Purpose: To determine if the effects of endothelin (ET) on PLC and PLA₂ activity in cultured human ciliary muscle (HCM) cells are mediated through independent ET_A receptor-coupled events. Methods: PLC activity was measured as a changes in [Ca²⁺]_i determined by single cell dynamic fluorescence ratio imaging in cells preloaded with fura-2/AM. PLA₂ activity was determined by measuring PGE₂ production by RIA. Results: In the HCM cells, endothelin-1 (ET-1) and endothelin-2 (ET-2) increased [Ca²⁺]_i. Endothelin-3 (ET-3) had no effect on [Ca²⁺]_i. BQ610, an ET_A receptor subtype-selective antagonist, blocked the ET-1 and ET-2 increase in [Ca²⁺]_i.

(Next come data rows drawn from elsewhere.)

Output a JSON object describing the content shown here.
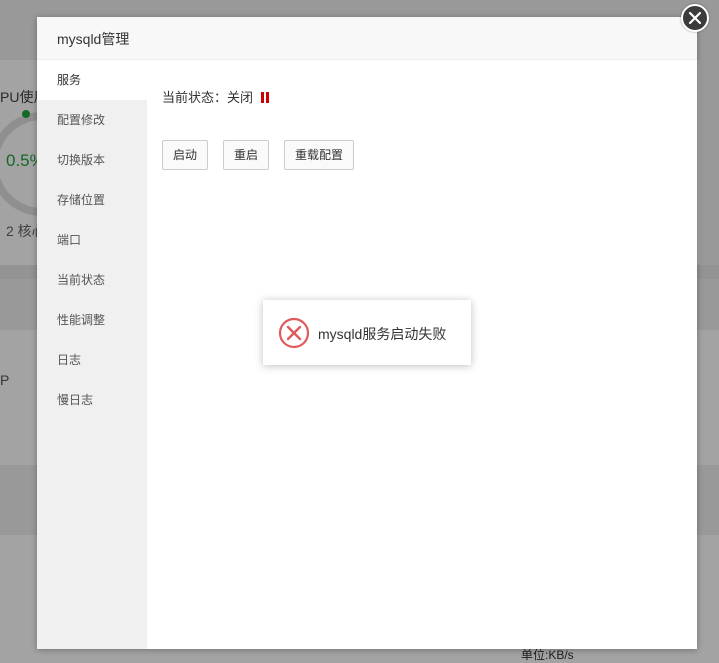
{
  "background": {
    "cpu_label": "PU使用",
    "cpu_value": "0.5%",
    "cores": "2 核心",
    "p_label": "P",
    "unit_label": "单位:KB/s"
  },
  "modal": {
    "title": "mysqld管理",
    "sidebar": [
      {
        "label": "服务",
        "active": true
      },
      {
        "label": "配置修改",
        "active": false
      },
      {
        "label": "切换版本",
        "active": false
      },
      {
        "label": "存储位置",
        "active": false
      },
      {
        "label": "端口",
        "active": false
      },
      {
        "label": "当前状态",
        "active": false
      },
      {
        "label": "性能调整",
        "active": false
      },
      {
        "label": "日志",
        "active": false
      },
      {
        "label": "慢日志",
        "active": false
      }
    ],
    "status": {
      "label": "当前状态：",
      "value": "关闭",
      "icon": "pause-icon",
      "color": "#cc0000"
    },
    "buttons": {
      "start": "启动",
      "restart": "重启",
      "reload": "重载配置"
    },
    "close_icon": "close-icon"
  },
  "message": {
    "text": "mysqld服务启动失败",
    "icon": "error-circle-icon",
    "icon_color": "#e05b5b"
  }
}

IRL-1620, an ET_B receptor subtype-selective agonist, had no effect on [Ca²⁺]_i and IRL-1038, an ET_B receptor subtype-selective antagonist, did not block Ca²⁺ mobilization. U73122, a phospholipase C (PLC) inhibitor, abolished the ET-1 stimulated calcium mobilization, whereas the phospholipase A₂ inhibitor, AACOCF3(at 1μM) had no effect. Manoalide, but not AACOCF3, decreased ET-1 mediated PGE₂ production and decreased [Ca²⁺]_i. Conclusions: ET-1 and ET-2 stimulate [Ca²⁺]_i in HCM cells via an ET_A receptor subtype. The increase in [Ca²⁺]_i mediated by ET-1 appears to be mediated through the phospholipase C signalling pathway, whereas the effects of ET-1 on PGE₂ production appears to be the result of an ET_A receptor coupled to PLA₂.